Now that you’ve evidently admitted your erroneous assumption, you need to retract your original objection to the resurrection of Christ since that was predicated on a standard of evidence which you’ve now withdrawn after you were forced to back down.

“I don't see anything wrong with that. All you are doing is saying that I interpret the world through my particular world-view, which makes me about as unique as everybody on earth.”

Except that you’ve done nothing to justify your worldview. You’ve come over to a Christian discussion board, and appealed to your secular worldview as the standard of comparison to disprove the resurrection of Christ.
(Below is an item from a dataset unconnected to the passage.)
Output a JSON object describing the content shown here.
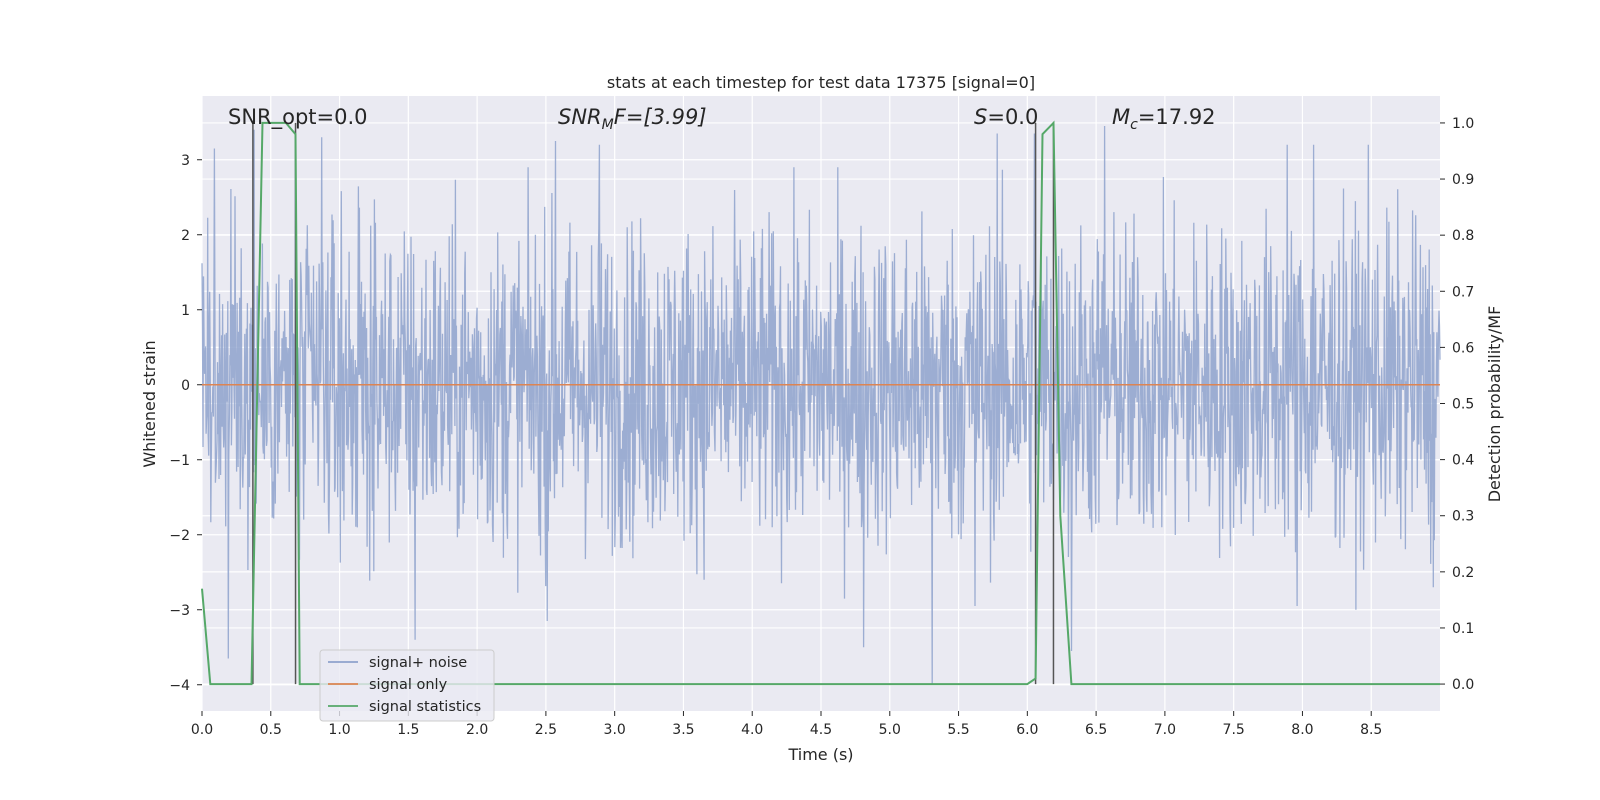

Since we, as Christians, obviously don’t buy into a secular frame of reference, what’s the point? You’ve done nothing to advance the argument.

To make your case you either need to appeal to some point of common ground and then demonstrate that we are inconsistent with our own methods and assumptions, or else you need to challenge our methods and assumptions.

But as it stands, you’re like a gerbil on a wheel, moving at a furious pace without moving an inch from your starting-point.

“You yourself have rules of historiography, which you use to help you discern between what is probably true and what is probably false.”

And there’s an extensive body literature in Christian apologetics whereby we justify our historiography.